Used Software Can Be Sold, Says EU Court of Justice
Sique writes "An author of software cannot oppose the resale of his 'used' licenses allowing the use of his programs downloaded from the internet. The exclusive right of distribution of a copy of a computer program covered by such a license is exhausted on its first sale. This was decided [Tuesday] (PDF) by the Court of Justice of the European Union in a case of Used Soft GmbH v. Oracle International Corp.."
I wonder if this has any implications for game developers?
I've always though the tactic of enabling multiplayer (and nowadays even some single player) via a code that's become prevalent in just about every console game over the last year or two really stank of a complete breach of the precedent of the right to sell your content on second hand.
Similarly, I wonder if it has any implications for Valve, with whom you're forced to activate some games with to prevent resale?
I know a lot of people here will defend Valve etc., but really, computer software is about the only product I know of whereby you're artificially prevented from selling on in the same working manner you can consume it in second hand.
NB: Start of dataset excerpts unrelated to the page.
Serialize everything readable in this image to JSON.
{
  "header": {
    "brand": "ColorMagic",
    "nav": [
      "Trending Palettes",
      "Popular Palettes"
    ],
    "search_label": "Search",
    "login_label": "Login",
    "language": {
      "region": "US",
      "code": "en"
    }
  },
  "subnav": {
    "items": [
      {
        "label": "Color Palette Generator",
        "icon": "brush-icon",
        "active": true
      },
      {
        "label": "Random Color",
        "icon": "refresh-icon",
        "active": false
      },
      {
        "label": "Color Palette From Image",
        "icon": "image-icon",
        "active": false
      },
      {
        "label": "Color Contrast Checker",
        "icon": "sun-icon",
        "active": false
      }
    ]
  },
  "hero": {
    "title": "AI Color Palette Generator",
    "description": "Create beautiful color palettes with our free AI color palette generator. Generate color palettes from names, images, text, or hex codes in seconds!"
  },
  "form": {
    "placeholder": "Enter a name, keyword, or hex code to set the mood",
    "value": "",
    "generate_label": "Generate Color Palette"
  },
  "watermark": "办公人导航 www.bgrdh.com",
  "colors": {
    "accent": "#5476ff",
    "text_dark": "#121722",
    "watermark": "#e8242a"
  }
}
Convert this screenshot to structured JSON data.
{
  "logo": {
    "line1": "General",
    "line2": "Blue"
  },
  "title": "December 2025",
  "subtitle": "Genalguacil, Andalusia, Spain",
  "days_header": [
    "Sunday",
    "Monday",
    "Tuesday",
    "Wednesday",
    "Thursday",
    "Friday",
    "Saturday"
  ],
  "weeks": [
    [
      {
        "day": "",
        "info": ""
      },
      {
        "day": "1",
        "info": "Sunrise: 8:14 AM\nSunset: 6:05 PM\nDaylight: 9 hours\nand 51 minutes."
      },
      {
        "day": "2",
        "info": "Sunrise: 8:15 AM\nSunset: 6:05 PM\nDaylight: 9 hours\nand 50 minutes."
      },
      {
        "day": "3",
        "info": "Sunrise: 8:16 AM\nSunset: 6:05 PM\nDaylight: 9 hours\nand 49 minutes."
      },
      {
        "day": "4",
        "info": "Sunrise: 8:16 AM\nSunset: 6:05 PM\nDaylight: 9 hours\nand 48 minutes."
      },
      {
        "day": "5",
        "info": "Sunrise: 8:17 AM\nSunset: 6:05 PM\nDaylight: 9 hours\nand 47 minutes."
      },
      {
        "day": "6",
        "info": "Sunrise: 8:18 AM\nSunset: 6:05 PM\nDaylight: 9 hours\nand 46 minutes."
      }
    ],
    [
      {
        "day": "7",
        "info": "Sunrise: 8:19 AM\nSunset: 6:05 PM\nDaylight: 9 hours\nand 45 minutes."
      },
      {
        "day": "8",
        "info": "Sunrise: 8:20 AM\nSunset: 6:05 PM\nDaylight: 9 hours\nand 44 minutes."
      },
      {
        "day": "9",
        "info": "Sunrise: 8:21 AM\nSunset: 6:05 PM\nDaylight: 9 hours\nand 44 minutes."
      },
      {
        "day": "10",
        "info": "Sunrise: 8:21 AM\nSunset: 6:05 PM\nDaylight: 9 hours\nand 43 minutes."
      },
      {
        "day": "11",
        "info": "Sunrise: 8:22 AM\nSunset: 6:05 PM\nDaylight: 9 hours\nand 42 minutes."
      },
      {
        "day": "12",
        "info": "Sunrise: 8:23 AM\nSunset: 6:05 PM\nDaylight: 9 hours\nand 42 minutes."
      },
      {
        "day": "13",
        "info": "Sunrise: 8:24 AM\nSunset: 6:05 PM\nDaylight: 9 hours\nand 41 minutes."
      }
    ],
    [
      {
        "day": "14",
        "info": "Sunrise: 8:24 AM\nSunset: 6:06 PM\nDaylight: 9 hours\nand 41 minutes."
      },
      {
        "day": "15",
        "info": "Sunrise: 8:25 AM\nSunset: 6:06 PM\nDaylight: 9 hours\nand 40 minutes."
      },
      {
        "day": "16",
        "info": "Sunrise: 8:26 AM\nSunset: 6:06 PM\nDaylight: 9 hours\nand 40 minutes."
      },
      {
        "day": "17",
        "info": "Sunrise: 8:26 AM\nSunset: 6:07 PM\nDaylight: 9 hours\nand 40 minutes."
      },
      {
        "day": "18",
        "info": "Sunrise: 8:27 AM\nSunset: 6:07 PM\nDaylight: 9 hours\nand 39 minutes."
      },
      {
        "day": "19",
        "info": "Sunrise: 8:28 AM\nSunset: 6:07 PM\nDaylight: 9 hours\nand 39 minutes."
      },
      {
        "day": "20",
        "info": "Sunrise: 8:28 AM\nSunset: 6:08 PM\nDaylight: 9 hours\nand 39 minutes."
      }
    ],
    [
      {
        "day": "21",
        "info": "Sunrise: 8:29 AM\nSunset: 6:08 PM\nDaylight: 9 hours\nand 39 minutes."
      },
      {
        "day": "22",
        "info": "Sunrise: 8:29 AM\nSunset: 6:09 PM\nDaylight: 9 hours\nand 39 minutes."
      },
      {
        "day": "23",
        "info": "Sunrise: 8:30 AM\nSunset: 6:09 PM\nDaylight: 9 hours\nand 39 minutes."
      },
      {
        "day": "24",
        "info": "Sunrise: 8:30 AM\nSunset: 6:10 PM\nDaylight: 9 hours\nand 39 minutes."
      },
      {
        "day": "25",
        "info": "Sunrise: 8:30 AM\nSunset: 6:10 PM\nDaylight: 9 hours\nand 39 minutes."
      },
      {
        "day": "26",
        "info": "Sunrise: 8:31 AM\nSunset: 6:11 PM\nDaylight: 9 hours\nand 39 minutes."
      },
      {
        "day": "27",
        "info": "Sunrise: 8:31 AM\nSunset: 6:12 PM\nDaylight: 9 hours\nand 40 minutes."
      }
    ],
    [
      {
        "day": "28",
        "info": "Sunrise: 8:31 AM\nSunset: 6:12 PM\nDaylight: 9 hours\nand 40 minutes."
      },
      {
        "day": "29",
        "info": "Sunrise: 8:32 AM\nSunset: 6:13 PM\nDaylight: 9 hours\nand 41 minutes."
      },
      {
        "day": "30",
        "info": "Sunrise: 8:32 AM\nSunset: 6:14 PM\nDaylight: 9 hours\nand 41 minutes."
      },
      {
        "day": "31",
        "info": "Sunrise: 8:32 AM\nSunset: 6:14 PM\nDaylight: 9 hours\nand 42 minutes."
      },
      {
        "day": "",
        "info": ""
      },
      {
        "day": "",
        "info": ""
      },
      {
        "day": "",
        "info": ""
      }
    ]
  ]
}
Toasters, clothes, cars, music CDs, DVDs, books, plants, furniture, washing machines - just what other products are there other than games that have these artificially restrictions in place to prevent resale? Should they really be allowed to get away with it by simply claiming they're anti-piracy measures when we all know the pirates nearly always get their copies earlier precisely because they don't contain these measures?
Upgrades are a special case. When you upgrade "most" products, you don't get another license... the old one is extinguished the moment you activate the new one.
Also, did the court rule that consumers have the *right* to buy & sell used licenses, or merely that it doesn't constitute infringement? Big difference -- in case 1, the licensor must cooperate. In case 2, they can't sue you, but can use DRM to render the used license worthless.
1. buy laptop with a forced copy of windows
2. extract windows key
3. rplace windows with Linux
4. sell windows on ebay
5. ????
6. profit!
Interestingly, if you could get more than $3 from selling windows which you most probably could, it would beat begging the oem to refund you the windows price.
"Assuming you mean online multiplayer, the developer/publisher provides the service that allows the multiplayer to happen. It's underhanded, true, but also understandable, as (usage of) the service is licensed separately to the game itself."
Does it? XBox Live costs me £40 a year and multiplayer on every single game I've played bar Battlefield 3 is peer to peer. I don't disagree with you if we're talking about something like WoW where there is significant server overhead, I don't even disagree with something like BF3, though ironically with BF3 not only have they introduced a subscription service, they've actually stopped providing 99.99% of their servers and instead charge people to run their own. I guess I can't fault them as it works, but certainly on consoles there's negligible expenditure on multiplayer costs - the bulk of it is paid for by Microsoft by way of the Live infrastructure rather than the games companies themselves.
It's frustrating too, because me and my girlfriend both enjoyed Need for Speed: Hot Pursuit, we both have an XBox, and we both have a Live subscription, yet because of the activation code she can't play multiplayer whilst I'm playing a different game on my console without paying yet another £10 despite the fact we already paid for the game first hand.
Effectively we've reached a point now where you have to actually buy a copy of many games for every person in the house that wants to play multiplayer, rather than where you'd just need a copy per household previously. We're quick to criticise the music industry because they've been trying to make us rebuy content we've already paid for for years now, but we seem to have sleepwalked into allowing games companies to get away with exactly this.